September 29, 2007 performance reviewed by Dave Conlin Read.
The Albany Symphony Orchestra traveled to The Colonial Theatre in Pittsfield for a program that included the world premiere of The Flight of the Earls, a concerto for Bagpipe and Orchestra. Robinson McClellan, the composer, introduced the piece as an interpretation of a watershed event in the struggle of the Irish against the oppression of the English, adding that the work also is in recognition of the comity of the current situation in Ireland.
The event was the 1607 mission undertaken by the Earls of Tyrone and Tyrconnell wherein they attempted to sail to Spain to raise an army so that they could return and finally throw the English out of Ireland.
The concerto was played by Uilleann piper Ivan Goff, with A.S.O. music director David Alen Miller conducting a reduced ensemble of the orchestra. On his website, McClellan describes the work as a tone poem in two parts:
“The first half depicts several episodes from the Earls’ journey, book-ended with solemn string and wind passages and a sighing theme for the whole orchestra. The second half takes an episode from the Flight as its starting point—the unexpected appearance of a salmon during their journey, which to the Earls represented Ireland calling them home—but rather than treating the story narratively as in the first half, this ‘salmon music’ (which begins with a soft repeating pizzicato-and-winds figure) grows into a meditation on the emotions and meanings in the story, culminating in a renewal of hope and a joyful celebration of the Irish spirit.”
This was a rare occasion to hear an orchestra and soloist perform a piece for the third time in three days, after performances in Saratoga Springs and Troy, NY. Despite the crazy politics and military ineptitude that characterize the event being commemorated, the piece is fairly quiet and invites rumination. The orchestra was flawless in its conveyance of the audience along the Earls’ misguided path, and kept us alert throughout.
Ivan Goff, an All-Ireland champion on the Uilleann pipes, provided colorful flourishes and accents during the orchesral travelogue and then delivered a splendid cadenza of several minutes that seemed to enthrall the whole audience, and the orchestra as well.
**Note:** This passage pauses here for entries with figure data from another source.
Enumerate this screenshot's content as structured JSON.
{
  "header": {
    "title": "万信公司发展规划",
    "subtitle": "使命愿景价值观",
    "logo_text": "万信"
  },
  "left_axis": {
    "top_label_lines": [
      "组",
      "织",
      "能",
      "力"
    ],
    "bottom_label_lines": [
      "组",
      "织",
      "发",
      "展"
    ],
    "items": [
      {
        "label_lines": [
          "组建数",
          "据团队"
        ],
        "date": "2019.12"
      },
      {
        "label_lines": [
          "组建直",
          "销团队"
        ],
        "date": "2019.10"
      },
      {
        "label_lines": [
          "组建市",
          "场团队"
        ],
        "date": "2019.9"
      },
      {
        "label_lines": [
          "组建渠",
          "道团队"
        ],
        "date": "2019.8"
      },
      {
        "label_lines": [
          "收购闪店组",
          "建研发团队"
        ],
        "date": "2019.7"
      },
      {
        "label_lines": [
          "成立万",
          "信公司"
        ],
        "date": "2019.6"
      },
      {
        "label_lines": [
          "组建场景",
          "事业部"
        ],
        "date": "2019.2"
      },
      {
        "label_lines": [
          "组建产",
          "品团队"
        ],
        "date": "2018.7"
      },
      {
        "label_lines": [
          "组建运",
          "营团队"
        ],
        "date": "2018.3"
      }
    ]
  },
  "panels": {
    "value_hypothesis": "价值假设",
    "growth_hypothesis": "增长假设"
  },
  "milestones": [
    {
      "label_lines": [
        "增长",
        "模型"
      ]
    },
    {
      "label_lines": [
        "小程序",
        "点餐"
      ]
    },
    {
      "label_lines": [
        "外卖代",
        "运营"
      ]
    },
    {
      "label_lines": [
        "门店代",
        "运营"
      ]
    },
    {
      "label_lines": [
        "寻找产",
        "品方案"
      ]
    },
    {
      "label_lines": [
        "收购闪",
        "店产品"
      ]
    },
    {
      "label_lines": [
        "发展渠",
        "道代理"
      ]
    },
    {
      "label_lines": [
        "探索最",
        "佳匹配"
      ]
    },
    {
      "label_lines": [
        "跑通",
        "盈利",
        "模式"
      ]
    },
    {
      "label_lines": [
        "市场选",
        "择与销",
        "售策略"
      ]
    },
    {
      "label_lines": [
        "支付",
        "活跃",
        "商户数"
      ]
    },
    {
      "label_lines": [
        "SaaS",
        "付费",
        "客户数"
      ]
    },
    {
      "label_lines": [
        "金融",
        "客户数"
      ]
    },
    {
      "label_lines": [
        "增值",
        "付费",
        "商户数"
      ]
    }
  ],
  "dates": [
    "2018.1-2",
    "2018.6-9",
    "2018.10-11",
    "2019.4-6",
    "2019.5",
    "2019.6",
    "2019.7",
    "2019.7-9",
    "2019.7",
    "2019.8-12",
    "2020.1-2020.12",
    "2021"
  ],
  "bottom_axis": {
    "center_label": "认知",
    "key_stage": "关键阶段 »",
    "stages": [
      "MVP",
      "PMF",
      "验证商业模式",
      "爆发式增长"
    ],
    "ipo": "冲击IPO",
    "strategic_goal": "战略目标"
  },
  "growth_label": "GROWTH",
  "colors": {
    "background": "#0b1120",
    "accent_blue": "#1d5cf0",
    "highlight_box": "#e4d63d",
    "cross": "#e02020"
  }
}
Mr. Goff’s vibrant improvisation on this odd instrument, which has greater range and a mellower tone than the Highland bagpipe, more than justified and fulfilled the mission of the composition. McClellan’s composition was neatly set amid the balance of the program - Mendelssohn’s Hebrides Overture, four folk songs arranged by Benjamin Britten, and Haydn’s London Symphony - for an overall British Isles theme.
The uniqueness of the Uilleann pipes made the piece stand apart however, and we would like to see McClellan continue composing along these lines, perhaps toward a symphony with a broader reach of Irish history for the theme and this concerto re-worked as one of it’s movements.